In the past, homes inside Stern’s New York skyscrapers have broken American records. A penthouse at the architect’s 220 Central Park South project sold for an eye-popping $238 million to hedge funder Ken Griffin—the most expensive deal of the year, as well as the steepest price ever paid in the country. Financier Daniel Och paid $95 million for his penthouse in the same building, and musician Sting dropped $65.7 million on his own sky pad there.
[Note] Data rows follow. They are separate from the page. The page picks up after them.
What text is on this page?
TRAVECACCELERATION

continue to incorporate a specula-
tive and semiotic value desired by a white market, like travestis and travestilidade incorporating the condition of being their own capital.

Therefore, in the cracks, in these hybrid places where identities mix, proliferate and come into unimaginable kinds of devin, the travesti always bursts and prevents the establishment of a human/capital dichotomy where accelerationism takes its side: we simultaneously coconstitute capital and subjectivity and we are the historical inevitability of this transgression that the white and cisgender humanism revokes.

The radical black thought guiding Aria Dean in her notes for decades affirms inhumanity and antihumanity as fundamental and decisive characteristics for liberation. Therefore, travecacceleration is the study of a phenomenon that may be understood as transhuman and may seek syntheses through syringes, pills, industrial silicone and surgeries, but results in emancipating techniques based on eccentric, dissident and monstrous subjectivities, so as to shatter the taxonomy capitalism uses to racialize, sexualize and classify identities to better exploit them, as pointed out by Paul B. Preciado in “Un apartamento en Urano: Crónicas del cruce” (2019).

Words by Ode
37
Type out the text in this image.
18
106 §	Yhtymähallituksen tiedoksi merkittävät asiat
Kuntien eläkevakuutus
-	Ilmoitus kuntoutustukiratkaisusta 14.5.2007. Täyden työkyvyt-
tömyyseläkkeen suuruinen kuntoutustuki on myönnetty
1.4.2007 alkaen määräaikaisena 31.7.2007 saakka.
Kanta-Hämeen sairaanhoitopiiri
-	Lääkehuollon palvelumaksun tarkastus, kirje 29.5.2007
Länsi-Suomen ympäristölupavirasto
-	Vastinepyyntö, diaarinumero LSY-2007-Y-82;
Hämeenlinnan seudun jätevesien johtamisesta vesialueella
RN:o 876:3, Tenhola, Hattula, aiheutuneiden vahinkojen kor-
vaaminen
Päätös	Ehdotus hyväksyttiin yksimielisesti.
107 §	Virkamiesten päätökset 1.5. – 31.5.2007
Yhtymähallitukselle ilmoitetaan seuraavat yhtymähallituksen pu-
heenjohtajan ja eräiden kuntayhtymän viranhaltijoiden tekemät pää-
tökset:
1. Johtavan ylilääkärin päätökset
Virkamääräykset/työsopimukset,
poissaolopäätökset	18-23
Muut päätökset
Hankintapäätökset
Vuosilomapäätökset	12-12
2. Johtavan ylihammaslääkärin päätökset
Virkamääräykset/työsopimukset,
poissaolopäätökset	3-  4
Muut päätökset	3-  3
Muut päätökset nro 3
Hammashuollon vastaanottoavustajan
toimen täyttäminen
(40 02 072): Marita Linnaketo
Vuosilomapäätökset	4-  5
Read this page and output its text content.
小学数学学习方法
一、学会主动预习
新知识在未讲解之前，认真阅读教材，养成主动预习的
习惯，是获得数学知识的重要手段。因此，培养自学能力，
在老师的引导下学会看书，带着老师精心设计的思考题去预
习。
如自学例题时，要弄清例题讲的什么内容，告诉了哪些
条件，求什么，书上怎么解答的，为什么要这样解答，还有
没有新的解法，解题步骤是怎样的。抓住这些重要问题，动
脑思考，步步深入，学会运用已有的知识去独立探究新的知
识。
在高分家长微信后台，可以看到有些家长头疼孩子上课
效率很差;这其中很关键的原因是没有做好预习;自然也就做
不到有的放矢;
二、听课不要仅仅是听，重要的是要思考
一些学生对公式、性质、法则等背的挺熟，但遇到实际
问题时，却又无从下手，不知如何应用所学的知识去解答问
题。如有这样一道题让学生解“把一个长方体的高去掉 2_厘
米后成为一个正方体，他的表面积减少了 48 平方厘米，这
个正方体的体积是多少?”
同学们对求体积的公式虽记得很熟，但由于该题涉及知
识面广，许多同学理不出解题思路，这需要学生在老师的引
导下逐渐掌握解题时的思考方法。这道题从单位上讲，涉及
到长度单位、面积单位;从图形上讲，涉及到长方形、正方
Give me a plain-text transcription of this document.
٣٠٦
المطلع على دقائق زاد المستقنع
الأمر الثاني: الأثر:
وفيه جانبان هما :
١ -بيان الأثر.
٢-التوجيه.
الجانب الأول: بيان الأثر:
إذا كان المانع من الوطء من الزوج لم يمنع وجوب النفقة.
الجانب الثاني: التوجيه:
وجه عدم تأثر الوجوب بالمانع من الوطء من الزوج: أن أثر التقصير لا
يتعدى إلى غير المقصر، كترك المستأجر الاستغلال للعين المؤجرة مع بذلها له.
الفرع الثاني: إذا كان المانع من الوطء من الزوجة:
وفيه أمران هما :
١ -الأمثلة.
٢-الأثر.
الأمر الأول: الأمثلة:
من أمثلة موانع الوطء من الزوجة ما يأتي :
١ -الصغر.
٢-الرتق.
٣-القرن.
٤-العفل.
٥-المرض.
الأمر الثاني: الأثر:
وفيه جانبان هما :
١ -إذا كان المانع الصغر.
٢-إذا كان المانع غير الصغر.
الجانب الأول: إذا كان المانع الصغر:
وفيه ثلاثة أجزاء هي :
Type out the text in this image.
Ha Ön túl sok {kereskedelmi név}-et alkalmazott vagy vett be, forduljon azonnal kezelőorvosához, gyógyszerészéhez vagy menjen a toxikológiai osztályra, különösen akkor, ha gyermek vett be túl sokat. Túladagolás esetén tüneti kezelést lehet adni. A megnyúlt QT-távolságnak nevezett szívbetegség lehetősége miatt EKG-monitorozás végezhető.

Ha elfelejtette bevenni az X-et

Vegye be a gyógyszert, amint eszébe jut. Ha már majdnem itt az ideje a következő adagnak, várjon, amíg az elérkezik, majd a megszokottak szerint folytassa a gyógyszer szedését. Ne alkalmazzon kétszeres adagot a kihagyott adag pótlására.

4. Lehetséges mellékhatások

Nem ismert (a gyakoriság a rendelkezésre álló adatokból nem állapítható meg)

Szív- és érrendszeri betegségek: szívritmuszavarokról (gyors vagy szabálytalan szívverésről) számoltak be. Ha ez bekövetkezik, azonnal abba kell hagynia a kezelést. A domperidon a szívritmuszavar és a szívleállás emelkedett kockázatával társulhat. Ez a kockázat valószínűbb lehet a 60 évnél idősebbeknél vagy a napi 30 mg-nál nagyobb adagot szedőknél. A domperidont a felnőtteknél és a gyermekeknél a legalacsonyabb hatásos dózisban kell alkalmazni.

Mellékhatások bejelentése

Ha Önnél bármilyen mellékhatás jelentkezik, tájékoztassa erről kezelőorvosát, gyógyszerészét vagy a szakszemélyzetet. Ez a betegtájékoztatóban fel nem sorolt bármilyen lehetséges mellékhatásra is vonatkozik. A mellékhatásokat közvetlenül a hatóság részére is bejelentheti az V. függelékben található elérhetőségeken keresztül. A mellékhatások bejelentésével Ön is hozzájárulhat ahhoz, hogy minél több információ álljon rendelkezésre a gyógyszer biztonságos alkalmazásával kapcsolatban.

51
This new Upper East Side address, on the other hand, isn’t quite as ambitious in scope, which isn’t to say that it won’t be any less desirable—quite the opposite. The building has a mere 15 units to 220 Central Park South’s 116, making a spot in the Madison Avenue location that much more difficult to secure. All of the new building’s units will be full-floor homes, with one duplex penthouse at the crown. It represents RAMSA’s smallest multifamily residential project to date.
The tower will be located in the Carnegie Hill neighborhood, just steps away from the Guggenheim Museum. Like any Robert A.M. Stern project, the façade will incorporate limestone, albeit not completely, just at the base—the rest of the building will be clad in a blend of gray brick.
It’s not just RAMSA’s design sensibilities that will make the building remarkable, though, as interior designer Kelly Behun is lending her talents to the interiors, creating units and common areas that feel modern and experimental, effectively juxtaposing Stern’s more classic tastes. She’ll imbue the apartments with chevron oak floors, Portuguese marble countertops and fitted doors with P.E. Guerin hardware. It’s a first for Behun, marking her debut multi-family project.
Of course, a spot in this bold new project by Behun and Stern won’t come cheap. Listings start at $7.9 million; the duplex penthouse ask is $17.9 million. Still, it’s a smaller price to pay compared some of RAMSA’s other, flashier projects.